Mohammed Asmar : "faire partager la cuisine orientale"

Il a l'allure d'un jeune homme solide et le regard confiant. Mohammed Asmar, jeune Palestinien de 31 ans, parle un français impeccable. Après avoir étudié un an à Bruxelles lors d’un séjour Érasmus et passé plusieurs années entre la France et la Palestine dans le cadre d'échanges associatifs, le jeune homme s’est installé en France il y a 4 ans. Actuellement, il s’investit dans son projet de création d’entreprise. Foodtruck ou restaurant de spécialités palestiniennes, le projet n’est pas totalement finalisé. Accompagné par l’Ouvre-Boîtes 44, il se forme en gestion, comptabilité et marketing tout en poursuivant la préparation de plats à emporter. "J’utilise la cuisine partagée Pepigo installée place de Preux. C’est formidable, le matériel est mis à disposition, et en plus, je côtoie d’autres restaurateurs" dit-il le tablier sur lui et en train de préparer un houmous.

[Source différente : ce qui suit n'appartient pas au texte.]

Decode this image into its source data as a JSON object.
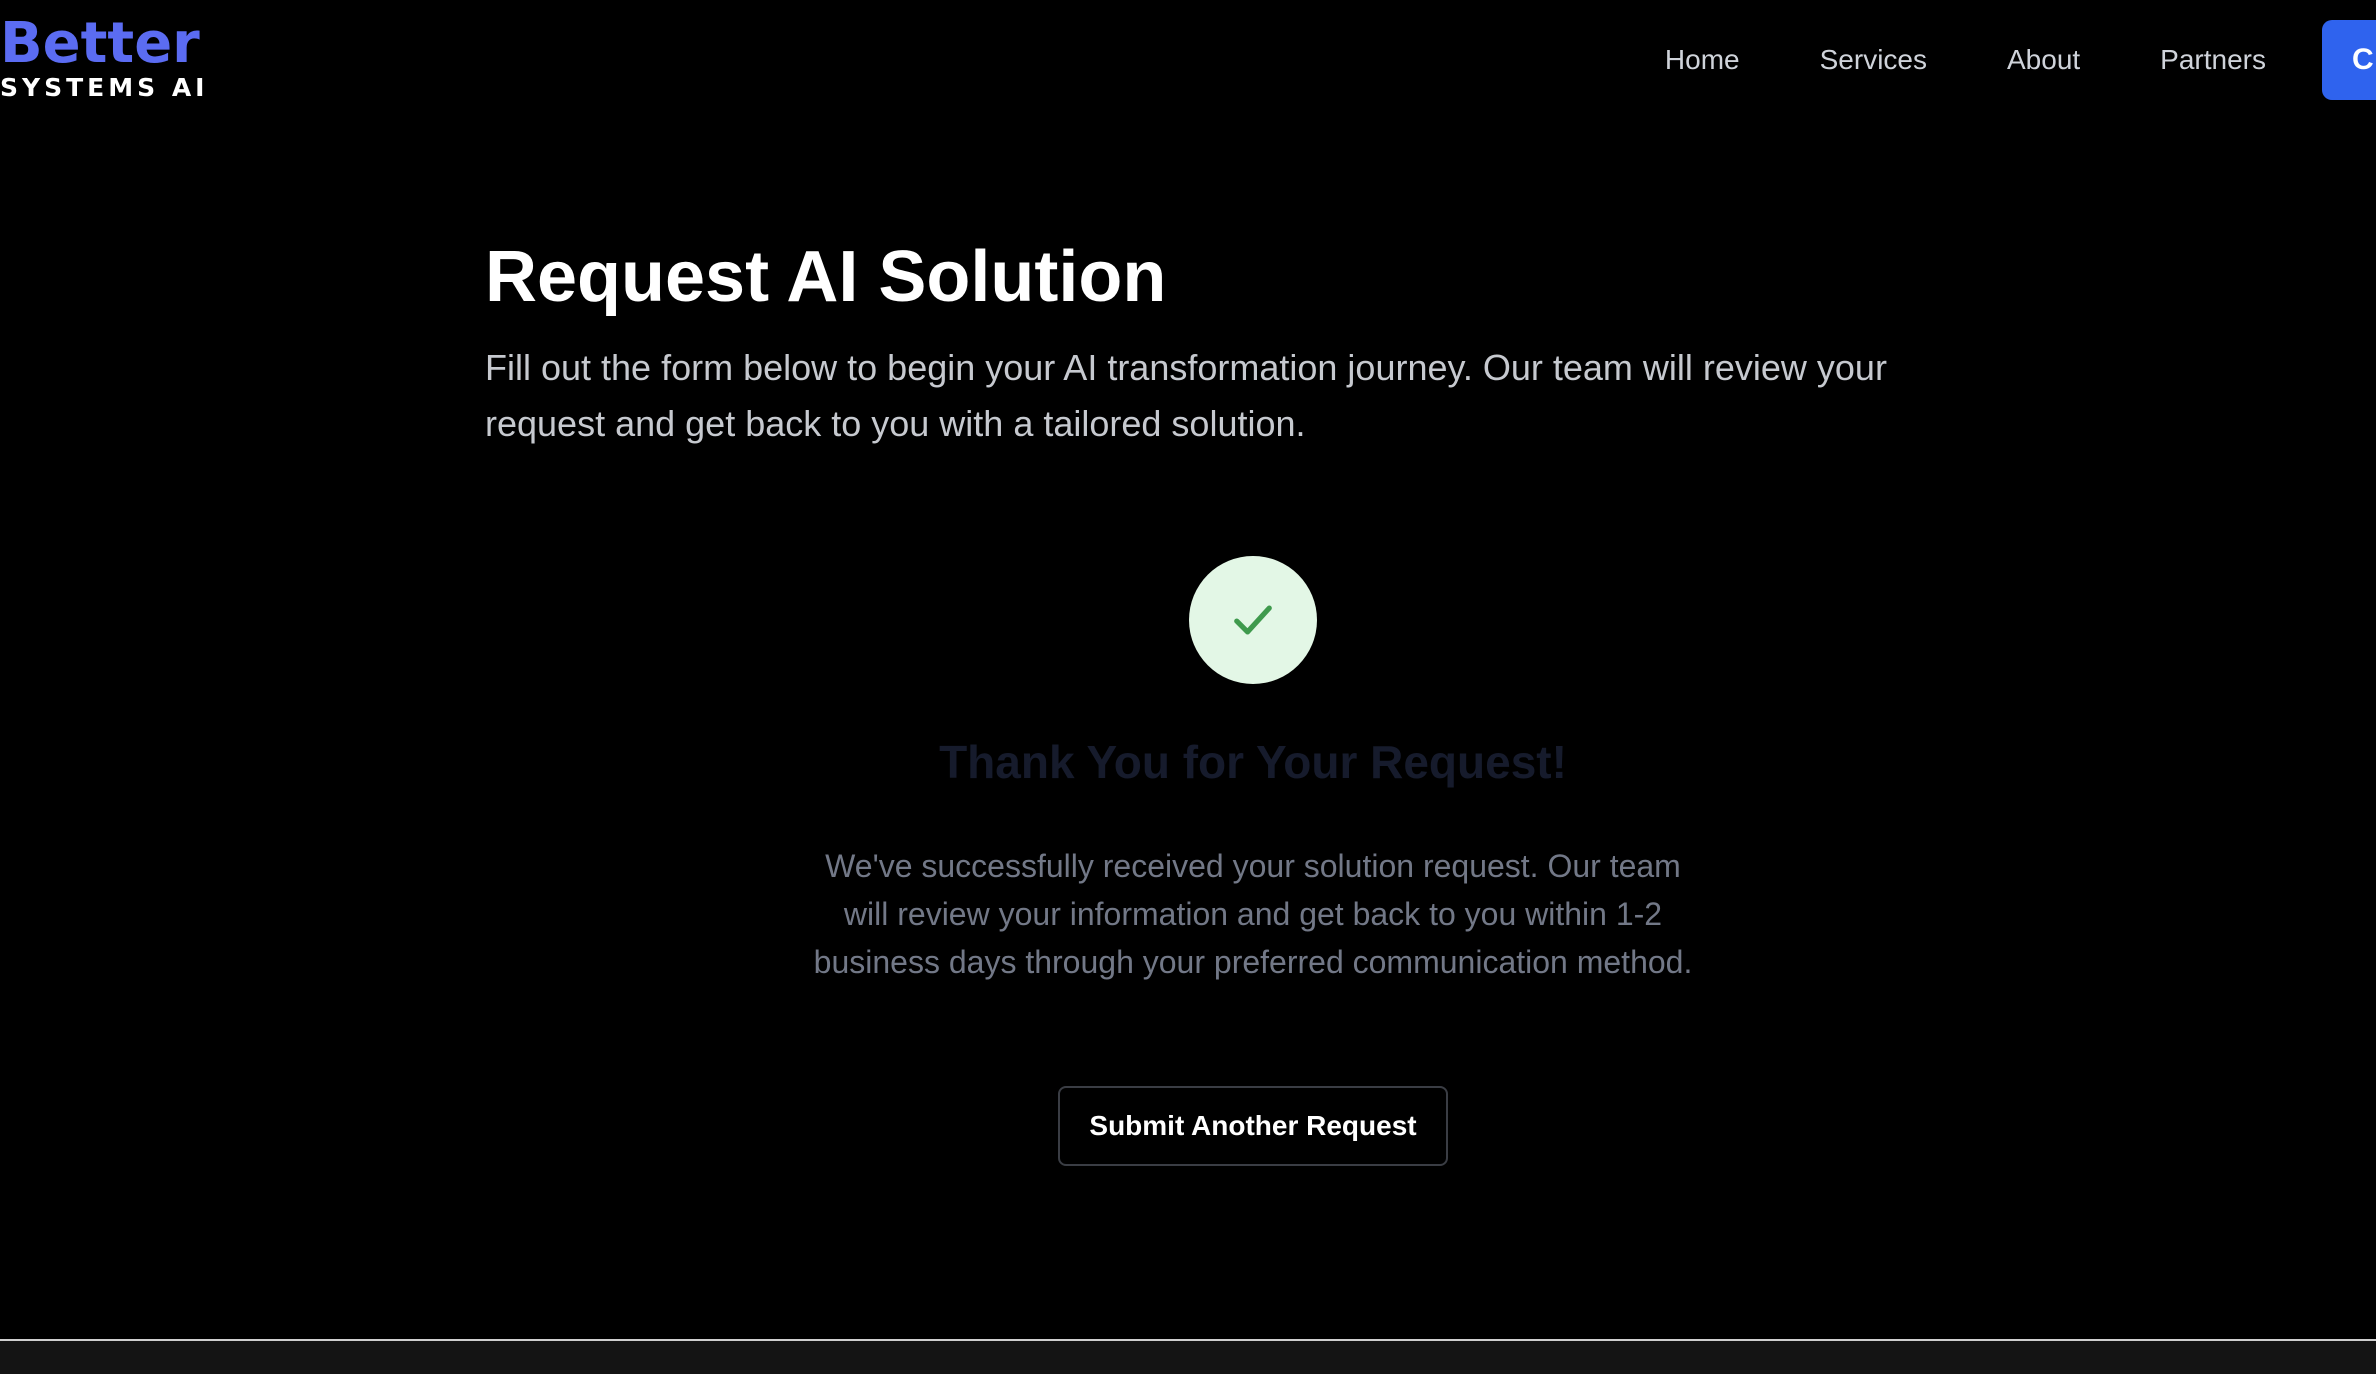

L'AFPA aux côtés des jeunes

En tant qu'Agence pour la formation professionnelle pour adultes, l’AFPA s’est dotée de 4 dispositifs pour accompagner un large public vers l’emploi.

"Déclic pour l’action" est un dispositif national mis en œuvre en direction des jeunes de 16 à 25 ans. Il comprend 8 ateliers pour publics francophones et non-francophones autour d’un sujet  : découvrir et essayer son métier de demain, construire son projet professionnel, gagner en confiance, s’approprier les outils numériques, passer son code de la route. Autant de coups de pouce bienvenus.
Prépa compétences est une prestation prescrite par Pôle emploi dans le cadre du conseil en évolution professionnelle et réalisée dans un centre Afpa. Prépa compétences s’adresse aux demandeurs d’emploi jeunes ou adultes, inscrits à Pôle Emploi avec un projet professionnel et ayant besoin de renforcer ses compétences et de se réassurer avant s’entrer en formation.
La validation des acquis de l’expérience s’adresse à toutes et à tous. Grâce à son expérience professionnelle, associative ou bénévole, tout un chacun  développe des compétences. La validation des acquis de l’expérience peut déboucher sur un diplôme, un titre professionnel ou un certificat de qualification professionnelle.
Promo 16-18 : Un programme du plan "1 jeune, 1 solution" : ce dispositif d’accompagnement est dédié aux jeunes de 16 à 18 ans en situation de décrochage scolaire. Ils sont ni en formation, ni à l’école, ni en apprentissage, ni en emploi. Des temps collectifs et individuels répartis en 5 temps étalés sur 13 semaines leur sont proposés par une équipe pluridisciplinaire. Le but est que chaque jeune acquière des compétences et des repères pour mieux appréhender son avenir. L’idée est qu’ils poursuivent en formation, vers un emploi, un service civique, vers l’apprentissage, vers les dispositifs d’accompagnement. L’orientation peut se faire par les missions locales, par les plateformes de l’Éducation nationale et aussi par des partenaires locaux qui sont en avec les jeunes. Pendant cette période, ils vont par le biais de différentes activités (culturelles et créatives, pratiques physiques et sportives, chantier solidaire, découverte des métiers et des formations) reprendre confiance en eux et penser à leur avenir.